Bicycle Month

May 1, 2025

by Tom Ewing

May 2025 has been designated by the Governor of Virginia as “Bike Month” with a proclamation that echoed many themes from cycling history over the past century.

This year’s governor’s proclamation cited the importance of cycling for transportation, recreation, fitness, and fun, the efficiency of cycling for daily transportation, the benefits of reducing traffic congestion and air pollution, the health rewards of cycling, and the potential to inspire more active communities. The proclamation also praised Virginia as a “favorite tourist destination for bicycling enthusiasts,” calling particular attention to rails-to-trails biking paths, and ended by urging the public to raise awareness of cycling by Bike-to-Work events, family rides, and bike rodeos for children. 
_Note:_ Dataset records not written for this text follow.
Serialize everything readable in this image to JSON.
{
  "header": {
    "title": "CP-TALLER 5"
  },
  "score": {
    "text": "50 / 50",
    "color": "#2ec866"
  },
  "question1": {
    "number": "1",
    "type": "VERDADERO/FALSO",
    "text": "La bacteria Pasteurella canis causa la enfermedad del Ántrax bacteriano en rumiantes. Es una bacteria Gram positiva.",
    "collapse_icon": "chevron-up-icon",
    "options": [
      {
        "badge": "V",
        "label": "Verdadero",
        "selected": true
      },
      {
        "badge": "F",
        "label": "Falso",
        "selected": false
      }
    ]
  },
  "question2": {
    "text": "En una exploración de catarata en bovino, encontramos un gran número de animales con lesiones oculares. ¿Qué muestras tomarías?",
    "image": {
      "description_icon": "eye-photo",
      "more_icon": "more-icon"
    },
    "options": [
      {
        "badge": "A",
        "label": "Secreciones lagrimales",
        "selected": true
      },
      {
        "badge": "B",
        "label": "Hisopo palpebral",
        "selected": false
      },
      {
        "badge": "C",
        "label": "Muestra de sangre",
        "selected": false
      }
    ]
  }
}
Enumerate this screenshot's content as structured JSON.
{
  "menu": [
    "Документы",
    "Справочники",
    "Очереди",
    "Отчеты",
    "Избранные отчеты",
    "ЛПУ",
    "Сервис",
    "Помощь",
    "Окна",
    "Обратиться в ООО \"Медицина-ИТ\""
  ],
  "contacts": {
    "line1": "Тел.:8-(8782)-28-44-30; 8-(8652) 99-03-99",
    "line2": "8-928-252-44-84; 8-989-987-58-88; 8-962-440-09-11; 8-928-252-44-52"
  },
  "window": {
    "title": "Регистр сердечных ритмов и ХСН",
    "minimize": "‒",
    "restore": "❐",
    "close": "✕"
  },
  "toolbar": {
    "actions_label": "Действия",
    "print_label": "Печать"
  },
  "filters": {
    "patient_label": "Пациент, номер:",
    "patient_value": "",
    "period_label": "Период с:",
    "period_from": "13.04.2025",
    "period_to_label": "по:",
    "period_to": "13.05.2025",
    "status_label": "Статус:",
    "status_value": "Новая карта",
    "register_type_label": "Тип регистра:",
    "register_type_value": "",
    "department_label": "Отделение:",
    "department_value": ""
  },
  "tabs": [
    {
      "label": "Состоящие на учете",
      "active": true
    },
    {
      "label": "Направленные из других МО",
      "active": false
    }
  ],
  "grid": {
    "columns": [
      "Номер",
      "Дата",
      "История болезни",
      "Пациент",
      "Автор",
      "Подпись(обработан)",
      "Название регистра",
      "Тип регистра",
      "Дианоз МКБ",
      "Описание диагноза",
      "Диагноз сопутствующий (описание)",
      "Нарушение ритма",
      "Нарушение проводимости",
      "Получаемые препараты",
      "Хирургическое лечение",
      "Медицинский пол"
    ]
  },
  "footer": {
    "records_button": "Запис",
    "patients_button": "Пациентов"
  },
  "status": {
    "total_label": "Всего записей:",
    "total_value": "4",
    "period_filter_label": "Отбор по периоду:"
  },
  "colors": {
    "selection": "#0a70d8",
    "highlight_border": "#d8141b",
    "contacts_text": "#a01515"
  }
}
The idea of a designated “bike week” emerged towards the end of World War I, as bicycling manufacturers hoped to reclaim the momentum of cycling (and soaring sales) from pre-war decades. Bicycle manufacturers, trade associations, repair shops, and retail stores emphasized similar themes in their advertisements timed for bicycle week, often using illustrations that captured the fun and practicality of cycling. On May 6, 1918, for example, the News Leader (Richmond, Virginia), featured a full page advertisement under the headline: “Ride a Bicycle. National Bicycle Week. May 4th to May 11th.” 

An advertisement from L. V. Agee, a bicycle repair shop, invited customers to “climb aboard the health wagon,” with the declaration: “Nothing more delightful than a pleasant ride through the country. Bicycle riding affords both pastime and exercise.” 

Another advertisement promised a bicycle “to suit every man, woman and child in Richmond,” with an illustration showing a woman on a bicycle waving to a crowd of fellow cyclists. Bickerstaff’s Sons on Main Street included the declaration, “Bicycling is the Best Tonic for the System” under a dramatic drawing of three cyclists leaning over handlebars while the wind whips the woman’s scarf behind her head. 

Under the headline, “Facts Many Women Do Not Recognize,” a large advertisement drew upon wartime appeals to patriotism to report: “Going to market, the Red Cross, the hospitals, to work in the factories, offices, and stores; for mental relaxation; women travel awheel by the thousands, day and night…At home women are turning to the bicycle. It makes them independent of street cars, improves their health and affords mental relief through these days of anxiety and suspense.” 

The continuity in themes across more than a century is striking. Cycling is celebrated as fun, practical, and healthy, a means to explore the countryside, and a path to independence. More recent additions evident in the 2025 proclamation, such as awareness of cycling’s limited impact on the environment or the option to ride safely along dedicated bike paths, build upon themes already evident in advertising a century ago. Yet the history of cycling also brings a cautionary note. The years after world war I in fact saw a remarkable decline in the production, sale, and use of bicycles — a decline that lasted until the resurgence of cycling in the 1970s. The expansion of bicycle routes, technological innovations such as e-bikes, and awareness of the costly effects of global warming and climate change may be sufficient to prevent similar declines in cycling in the future. The key, now as a century ago, is to follow the recommendations of Virginia Governor and encourage as many people as possible to “engae in bicycling for transportation, recreation, fitness, and fun.”